I feel that two years is not sufficient time to seriously
evaluate the so-called “Arab Spring”. Besides, too many “experts” in the Arab
and African world don’t adequately understand the societies they’re studying. Transitional politics has never been an exact
science, the destination never certain. Our post-apartheid era in South Africa has
shown us eloquently that this is the case.
In my book, the biggest existential challenge the “Arab Spring” faces is political
pluralism. How does one accommodate cultural diversity, freedom of speech and
differences of opinion within a socially Islamic milieu? For surely, crude Shari’ah-ism
or scorched-earth Salafism is not the answer.
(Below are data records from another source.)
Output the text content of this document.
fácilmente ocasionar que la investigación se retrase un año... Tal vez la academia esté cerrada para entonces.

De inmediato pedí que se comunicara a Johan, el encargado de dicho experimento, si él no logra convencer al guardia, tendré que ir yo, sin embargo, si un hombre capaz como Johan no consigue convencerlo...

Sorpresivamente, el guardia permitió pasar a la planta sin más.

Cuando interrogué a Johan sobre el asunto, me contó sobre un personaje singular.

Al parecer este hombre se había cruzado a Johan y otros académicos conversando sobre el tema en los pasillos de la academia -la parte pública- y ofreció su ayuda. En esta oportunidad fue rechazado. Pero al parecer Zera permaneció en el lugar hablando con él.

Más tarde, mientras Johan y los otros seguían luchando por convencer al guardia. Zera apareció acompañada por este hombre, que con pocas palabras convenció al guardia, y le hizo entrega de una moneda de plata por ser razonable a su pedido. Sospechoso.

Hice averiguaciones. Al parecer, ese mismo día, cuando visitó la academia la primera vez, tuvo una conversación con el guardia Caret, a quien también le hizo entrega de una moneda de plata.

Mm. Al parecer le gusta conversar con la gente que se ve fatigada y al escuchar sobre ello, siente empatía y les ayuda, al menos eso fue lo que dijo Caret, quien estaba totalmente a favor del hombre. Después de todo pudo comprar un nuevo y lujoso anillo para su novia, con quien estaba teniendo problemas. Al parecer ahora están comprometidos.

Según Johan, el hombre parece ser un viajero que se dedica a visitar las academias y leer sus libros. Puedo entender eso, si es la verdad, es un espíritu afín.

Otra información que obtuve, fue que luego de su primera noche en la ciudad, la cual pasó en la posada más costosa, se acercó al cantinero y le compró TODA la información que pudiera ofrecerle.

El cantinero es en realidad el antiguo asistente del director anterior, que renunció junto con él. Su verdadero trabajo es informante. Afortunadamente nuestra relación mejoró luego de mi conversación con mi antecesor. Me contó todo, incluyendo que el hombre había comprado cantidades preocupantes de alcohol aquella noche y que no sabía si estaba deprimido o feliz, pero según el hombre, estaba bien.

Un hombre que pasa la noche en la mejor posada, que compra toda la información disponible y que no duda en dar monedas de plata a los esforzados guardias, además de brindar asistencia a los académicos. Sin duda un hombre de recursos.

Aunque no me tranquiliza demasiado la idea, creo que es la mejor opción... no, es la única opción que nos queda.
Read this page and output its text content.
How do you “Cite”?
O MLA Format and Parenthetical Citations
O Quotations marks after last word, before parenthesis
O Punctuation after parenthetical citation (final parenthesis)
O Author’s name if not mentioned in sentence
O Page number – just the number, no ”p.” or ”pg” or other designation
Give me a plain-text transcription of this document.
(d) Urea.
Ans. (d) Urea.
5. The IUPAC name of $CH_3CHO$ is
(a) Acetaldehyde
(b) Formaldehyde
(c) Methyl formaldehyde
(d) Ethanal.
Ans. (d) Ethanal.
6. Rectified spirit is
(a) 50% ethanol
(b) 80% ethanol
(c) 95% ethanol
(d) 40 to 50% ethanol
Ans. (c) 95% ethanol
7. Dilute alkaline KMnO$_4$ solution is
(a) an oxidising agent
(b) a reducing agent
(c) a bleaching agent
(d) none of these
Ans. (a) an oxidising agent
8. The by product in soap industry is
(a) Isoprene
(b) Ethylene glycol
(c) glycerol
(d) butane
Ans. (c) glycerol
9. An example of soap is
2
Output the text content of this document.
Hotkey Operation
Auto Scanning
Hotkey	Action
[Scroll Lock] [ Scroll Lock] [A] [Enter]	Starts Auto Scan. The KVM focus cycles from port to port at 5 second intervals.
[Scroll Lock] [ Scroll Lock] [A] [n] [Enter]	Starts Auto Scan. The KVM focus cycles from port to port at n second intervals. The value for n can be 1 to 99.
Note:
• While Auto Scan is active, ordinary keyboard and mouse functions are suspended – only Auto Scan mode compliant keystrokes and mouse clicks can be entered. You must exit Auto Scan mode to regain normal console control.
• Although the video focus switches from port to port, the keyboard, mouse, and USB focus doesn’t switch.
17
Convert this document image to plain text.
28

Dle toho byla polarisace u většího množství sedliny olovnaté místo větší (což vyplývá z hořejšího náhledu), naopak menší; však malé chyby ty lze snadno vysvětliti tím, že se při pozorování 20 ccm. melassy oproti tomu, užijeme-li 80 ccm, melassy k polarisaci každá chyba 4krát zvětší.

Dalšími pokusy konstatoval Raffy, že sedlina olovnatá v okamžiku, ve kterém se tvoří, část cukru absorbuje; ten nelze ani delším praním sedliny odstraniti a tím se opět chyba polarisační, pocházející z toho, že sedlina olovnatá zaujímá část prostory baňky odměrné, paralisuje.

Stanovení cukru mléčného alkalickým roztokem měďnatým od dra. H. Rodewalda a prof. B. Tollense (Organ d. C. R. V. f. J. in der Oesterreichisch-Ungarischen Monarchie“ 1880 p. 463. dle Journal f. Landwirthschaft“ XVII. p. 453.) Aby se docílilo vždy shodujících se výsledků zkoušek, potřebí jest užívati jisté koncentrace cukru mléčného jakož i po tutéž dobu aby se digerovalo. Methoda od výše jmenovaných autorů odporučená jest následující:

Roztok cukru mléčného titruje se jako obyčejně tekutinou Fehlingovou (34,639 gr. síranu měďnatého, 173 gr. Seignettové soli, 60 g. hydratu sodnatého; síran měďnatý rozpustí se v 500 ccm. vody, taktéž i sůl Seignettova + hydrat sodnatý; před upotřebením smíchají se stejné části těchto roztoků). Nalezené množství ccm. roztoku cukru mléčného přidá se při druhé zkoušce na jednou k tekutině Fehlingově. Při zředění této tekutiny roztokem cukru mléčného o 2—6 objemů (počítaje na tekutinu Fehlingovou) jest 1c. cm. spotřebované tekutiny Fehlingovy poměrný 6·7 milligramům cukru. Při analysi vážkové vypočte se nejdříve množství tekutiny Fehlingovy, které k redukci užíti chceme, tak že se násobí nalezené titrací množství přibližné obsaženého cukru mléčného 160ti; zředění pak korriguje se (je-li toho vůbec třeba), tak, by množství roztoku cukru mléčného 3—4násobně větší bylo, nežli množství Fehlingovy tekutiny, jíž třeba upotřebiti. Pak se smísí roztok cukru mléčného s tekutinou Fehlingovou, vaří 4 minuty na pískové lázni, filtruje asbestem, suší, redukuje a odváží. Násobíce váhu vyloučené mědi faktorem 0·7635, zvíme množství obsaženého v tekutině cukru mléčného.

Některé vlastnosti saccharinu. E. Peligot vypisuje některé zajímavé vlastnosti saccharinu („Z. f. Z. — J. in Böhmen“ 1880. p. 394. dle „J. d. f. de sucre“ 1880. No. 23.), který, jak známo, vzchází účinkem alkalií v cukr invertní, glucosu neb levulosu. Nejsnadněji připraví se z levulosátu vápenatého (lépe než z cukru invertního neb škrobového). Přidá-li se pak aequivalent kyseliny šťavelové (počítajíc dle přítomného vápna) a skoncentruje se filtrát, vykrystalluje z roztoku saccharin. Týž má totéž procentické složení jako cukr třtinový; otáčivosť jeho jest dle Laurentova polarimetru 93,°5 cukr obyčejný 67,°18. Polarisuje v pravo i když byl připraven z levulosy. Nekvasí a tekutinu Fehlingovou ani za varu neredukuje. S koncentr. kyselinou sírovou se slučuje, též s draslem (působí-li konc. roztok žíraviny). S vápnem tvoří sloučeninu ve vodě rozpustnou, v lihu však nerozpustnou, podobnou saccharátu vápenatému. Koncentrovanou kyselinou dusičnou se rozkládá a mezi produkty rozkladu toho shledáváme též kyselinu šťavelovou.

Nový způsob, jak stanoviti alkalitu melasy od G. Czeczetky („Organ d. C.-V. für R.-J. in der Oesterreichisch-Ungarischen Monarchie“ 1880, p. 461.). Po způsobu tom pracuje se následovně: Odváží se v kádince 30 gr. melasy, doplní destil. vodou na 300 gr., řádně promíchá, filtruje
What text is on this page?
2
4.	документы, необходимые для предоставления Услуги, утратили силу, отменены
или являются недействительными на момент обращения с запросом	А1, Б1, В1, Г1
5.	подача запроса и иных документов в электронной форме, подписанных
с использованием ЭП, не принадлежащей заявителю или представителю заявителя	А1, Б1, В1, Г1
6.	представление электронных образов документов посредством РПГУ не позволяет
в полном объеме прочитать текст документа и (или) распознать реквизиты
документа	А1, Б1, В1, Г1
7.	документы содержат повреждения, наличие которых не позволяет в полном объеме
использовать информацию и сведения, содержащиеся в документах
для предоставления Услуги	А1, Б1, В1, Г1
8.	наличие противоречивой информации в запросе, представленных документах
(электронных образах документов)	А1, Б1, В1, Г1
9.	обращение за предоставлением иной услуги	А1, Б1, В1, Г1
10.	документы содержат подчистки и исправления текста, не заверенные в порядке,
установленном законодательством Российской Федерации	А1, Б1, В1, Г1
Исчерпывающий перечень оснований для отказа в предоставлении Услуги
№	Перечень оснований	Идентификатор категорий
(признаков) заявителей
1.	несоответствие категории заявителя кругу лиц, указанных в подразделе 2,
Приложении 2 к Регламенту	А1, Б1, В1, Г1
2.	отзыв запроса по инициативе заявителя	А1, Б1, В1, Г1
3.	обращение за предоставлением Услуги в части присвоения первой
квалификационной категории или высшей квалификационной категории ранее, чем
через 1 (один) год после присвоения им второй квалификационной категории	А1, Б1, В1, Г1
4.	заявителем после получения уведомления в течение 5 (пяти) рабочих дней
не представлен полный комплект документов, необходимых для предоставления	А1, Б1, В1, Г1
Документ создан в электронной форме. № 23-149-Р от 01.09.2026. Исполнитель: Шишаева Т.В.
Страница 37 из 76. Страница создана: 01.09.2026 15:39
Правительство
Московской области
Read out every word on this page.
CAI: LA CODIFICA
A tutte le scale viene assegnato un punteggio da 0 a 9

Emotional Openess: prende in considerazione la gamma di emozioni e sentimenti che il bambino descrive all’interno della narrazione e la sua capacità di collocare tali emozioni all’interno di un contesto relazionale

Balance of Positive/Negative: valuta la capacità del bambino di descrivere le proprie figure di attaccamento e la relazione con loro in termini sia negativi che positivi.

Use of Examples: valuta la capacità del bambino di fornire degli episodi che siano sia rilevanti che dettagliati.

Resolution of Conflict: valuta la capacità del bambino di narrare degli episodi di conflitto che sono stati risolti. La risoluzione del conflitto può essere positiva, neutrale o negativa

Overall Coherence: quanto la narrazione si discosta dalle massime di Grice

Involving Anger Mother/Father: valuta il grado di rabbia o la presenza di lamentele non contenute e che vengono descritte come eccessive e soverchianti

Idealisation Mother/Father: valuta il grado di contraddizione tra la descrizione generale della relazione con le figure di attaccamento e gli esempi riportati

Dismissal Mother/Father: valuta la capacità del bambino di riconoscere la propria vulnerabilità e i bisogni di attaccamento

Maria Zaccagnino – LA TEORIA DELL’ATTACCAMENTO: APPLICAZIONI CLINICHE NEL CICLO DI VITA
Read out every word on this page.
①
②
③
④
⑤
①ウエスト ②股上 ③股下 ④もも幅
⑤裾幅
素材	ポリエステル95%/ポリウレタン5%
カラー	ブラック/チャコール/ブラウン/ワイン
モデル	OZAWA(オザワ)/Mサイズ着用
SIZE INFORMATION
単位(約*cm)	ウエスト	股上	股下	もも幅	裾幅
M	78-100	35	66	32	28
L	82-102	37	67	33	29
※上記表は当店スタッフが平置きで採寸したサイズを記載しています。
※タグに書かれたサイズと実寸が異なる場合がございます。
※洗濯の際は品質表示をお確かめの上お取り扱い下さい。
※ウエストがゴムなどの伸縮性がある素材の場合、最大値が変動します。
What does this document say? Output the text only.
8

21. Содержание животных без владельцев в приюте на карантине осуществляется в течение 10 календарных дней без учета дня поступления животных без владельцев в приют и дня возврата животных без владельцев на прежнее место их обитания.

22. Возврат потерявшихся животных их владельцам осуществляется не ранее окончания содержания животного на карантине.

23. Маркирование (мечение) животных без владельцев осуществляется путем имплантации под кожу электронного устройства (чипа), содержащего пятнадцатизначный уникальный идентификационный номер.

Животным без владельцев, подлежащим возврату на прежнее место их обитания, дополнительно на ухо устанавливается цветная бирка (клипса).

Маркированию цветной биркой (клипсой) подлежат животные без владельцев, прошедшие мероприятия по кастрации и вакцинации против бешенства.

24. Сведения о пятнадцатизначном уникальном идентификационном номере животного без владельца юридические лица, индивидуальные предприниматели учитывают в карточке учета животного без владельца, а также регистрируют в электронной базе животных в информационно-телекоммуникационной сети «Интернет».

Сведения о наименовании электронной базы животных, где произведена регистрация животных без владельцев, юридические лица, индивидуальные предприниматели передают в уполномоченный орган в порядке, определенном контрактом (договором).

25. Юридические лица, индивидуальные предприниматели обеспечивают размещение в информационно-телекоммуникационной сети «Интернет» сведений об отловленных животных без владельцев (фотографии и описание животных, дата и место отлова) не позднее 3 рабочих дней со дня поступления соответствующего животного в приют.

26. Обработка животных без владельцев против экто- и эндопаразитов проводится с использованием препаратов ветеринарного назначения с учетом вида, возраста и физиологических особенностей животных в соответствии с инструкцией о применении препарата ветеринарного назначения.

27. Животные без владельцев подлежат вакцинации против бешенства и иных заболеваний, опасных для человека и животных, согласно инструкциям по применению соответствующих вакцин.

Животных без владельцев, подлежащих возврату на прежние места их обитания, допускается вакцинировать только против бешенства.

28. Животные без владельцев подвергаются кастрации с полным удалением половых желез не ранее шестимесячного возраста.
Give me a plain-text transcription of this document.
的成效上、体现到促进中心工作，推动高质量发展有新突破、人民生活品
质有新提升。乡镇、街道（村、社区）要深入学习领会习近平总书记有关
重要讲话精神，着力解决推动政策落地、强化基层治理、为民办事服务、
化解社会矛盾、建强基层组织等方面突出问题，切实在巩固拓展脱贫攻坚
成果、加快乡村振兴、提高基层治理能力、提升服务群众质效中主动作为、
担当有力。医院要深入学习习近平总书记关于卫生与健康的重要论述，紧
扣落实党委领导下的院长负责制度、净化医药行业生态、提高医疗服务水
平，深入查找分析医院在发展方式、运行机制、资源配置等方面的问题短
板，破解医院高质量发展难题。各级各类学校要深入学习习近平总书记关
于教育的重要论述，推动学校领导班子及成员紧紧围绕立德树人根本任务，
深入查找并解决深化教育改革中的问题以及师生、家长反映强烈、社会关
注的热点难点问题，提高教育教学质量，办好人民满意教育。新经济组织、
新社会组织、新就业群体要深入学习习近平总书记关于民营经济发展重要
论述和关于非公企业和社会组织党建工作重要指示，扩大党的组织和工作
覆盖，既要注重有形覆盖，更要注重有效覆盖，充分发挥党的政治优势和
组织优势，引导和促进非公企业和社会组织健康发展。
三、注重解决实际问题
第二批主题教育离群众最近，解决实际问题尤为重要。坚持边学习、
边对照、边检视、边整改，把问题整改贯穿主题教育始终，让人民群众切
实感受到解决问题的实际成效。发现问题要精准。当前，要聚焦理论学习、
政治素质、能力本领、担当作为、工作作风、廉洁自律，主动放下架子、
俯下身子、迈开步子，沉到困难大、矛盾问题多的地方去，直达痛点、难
For this I would turn to Imam al-Ghazali, the 12th
century polymath, who in his Ihya suggests that siyasa – the nuts and bolts of
political governance – must be in the hands of the experts, not the ideologues
or the ‘ulama. In other words, engineers should build bridges, not deliver
fatwas. The president doesn’t have to be a cleric.
This is not a call for naked secularism – but there has to
be a separation of state from the religious fraternity, and even more
critically, the judiciary and the media.
Then there has to be an understanding of democracy. For
countries in political transition, the Westminster “winner takes all” model doesn’t
always work. This often reinforces the incorrect notion that the one who shouts
the loudest, or who has the biggest majority, has the most rights. In Libya,
where clan-ism is rife, this is a real danger.
What needs to be understood is that proportional
representation is the more comfortable transitional mode, but it can only work if
everyone is guaranteed inclusion and genuine equal rights through a workable
constitution. For at the end of the day,
the winner has to be the people, and not the party.